Which cars hold their value best in India?

Maruti Suzuki and Toyota lead on resale, helped by huge demand, easy servicing and a reputation for reliability. Popular Hyundai, Honda, Tata, Kia and Mahindra models sit in the middle. The weakest resale is usually luxury German brands, less common badges and, for now, most electric cars. A model that is in demand second-hand always beats the brand average.

Do electric cars depreciate faster in India?

So far, yes, and this tool reflects that. Used buyers worry about battery health and replacement cost, and rapid new launches make older EVs look dated quickly, so early electric cars have lost value faster than petrol ones. This is improving as batteries prove durable and demand grows, so treat the EV figure as the most uncertain one here. A road-tax waiver in many states does soften the overall cost of owning an EV.

Is it cheaper to buy a new or a used car?

On depreciation alone, used almost always wins. A car that is two to three years old has already taken the steepest fall, so you pay less to buy it and lose less while you own it. New buys you the latest car, full warranty and a clean history, which can be worth the premium. The new-versus-used panel above shows the exact rupee gap for your car so you can decide.

Is this the same as the IDV or insurance depreciation?

No. Insurance uses a fixed IRDAI depreciation grid to set your Insured Declared Value for claims, which does not match what a car actually fetches in the resale market.

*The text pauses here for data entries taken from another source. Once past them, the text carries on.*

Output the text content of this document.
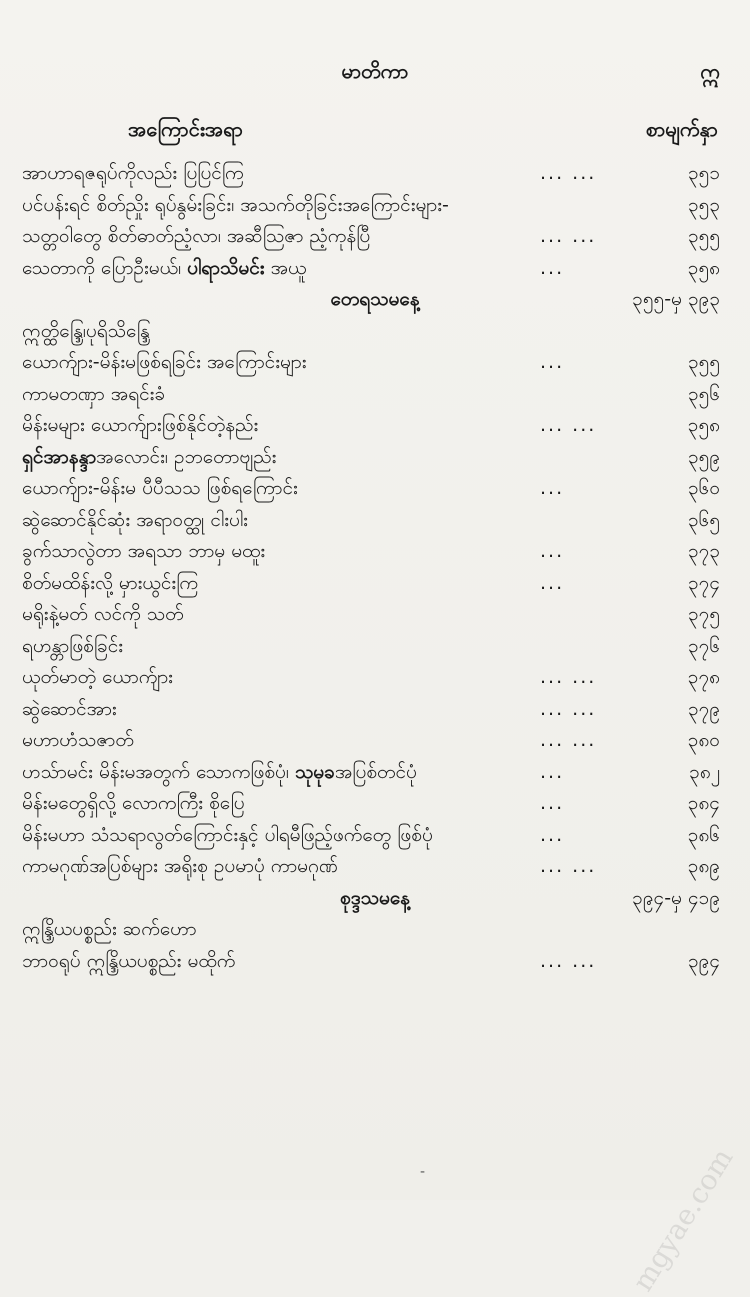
မာတိကာ	ဣ
အကြောင်းအရာ	စာမျက်နှာ
အာဟာရဇရုပ်ကိုလည်း ပြပြင်ကြ	... ...	၃၅၁
ပင်ပန်းရင် စိတ်ညှိုး ရုပ်နွမ်းခြင်း၊ အသက်တိုခြင်းအကြောင်းများ-	၃၅၃
သတ္တဝါတွေ စိတ်ဓာတ်ညံ့လာ၊ အဆီသြဇာ ညံ့ကုန်ပြီ	... ...	၃၅၅
သေတာကို ပြောဦးမယ်၊ ပါရာသိမင်း အယူ	...	၃၅၈
တေရသမနေ့	၃၅၅-မှ ၃၉၃
ဣတ္ထိန္ဒြေ၊ပုရိသိန္ဒြေ
ယောက်ျား-မိန်းမဖြစ်ရခြင်း အကြောင်းများ	...	၃၅၅
ကာမတဏှာ အရင်းခံ	၃၅၆
မိန်းမများ ယောက်ျားဖြစ်နိုင်တဲ့နည်း	... ...	၃၅၈
ရှင်အာနန္ဒာအလောင်း၊ ဥဘတောဗျည်း	၃၅၉
ယောက်ျား-မိန်းမ ပီပီသသ ဖြစ်ရကြောင်း	...	၃၆၀
ဆွဲဆောင်နိုင်ဆုံး အရာ၀တ္ထု ငါးပါး	၃၆၅
ခွက်သာလွဲတာ အရသာ ဘာမှ မထူး	...	၃၇၃
စိတ်မထိန်းလို့ မှားယွင်းကြ	...	၃၇၄
မရိုးနဲ့မတ် လင်ကို သတ်	၃၇၅
ရဟန္တာဖြစ်ခြင်း	၃၇၆
ယုတ်မာတဲ့ ယောက်ျား	... ...	၃၇၈
ဆွဲဆောင်အား	... ...	၃၇၉
မဟာဟံသဇာတ်	... ...	၃၈၀
ဟသ်ာမင်း မိန်းမအတွက် သောကဖြစ်ပုံ၊ သုမုခအပြစ်တင်ပုံ	...	၃၈၂
မိန်းမတွေရှိလို့ လောကကြီး စိုပြေ	...	၃၈၄
မိန်းမဟာ သံသရာလွတ်ကြောင်းနှင့် ပါရမီဖြည့်ဖက်တွေ ဖြစ်ပုံ	...	၃၈၆
ကာမဂုဏ်အပြစ်များ အရိုးစု ဥပမာပုံ ကာမဂုဏ်	... ...	၃၈၉
စုဒ္ဒသမနေ့	၃၉၄-မှ ၄၁၉
ဣန္ဒြိယပစ္စည်း ဆက်ဟော
ဘာ၀ရုပ် ဣန္ဒြိယပစ္စည်း မထိုက်	... ...	၃၉၄
-	mgyae.com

This calculator estimates real-world resale value instead, so the two numbers will differ. Use the insurance figure for your policy, and this one for planning what a car will really cost you to own.

These figures are estimates built from typical Indian resale patterns and change over time. Real resale depends on the exact model, variant demand, condition, service history and your city. Confirm the live value of a specific car on a used-car valuation site before you buy or sell.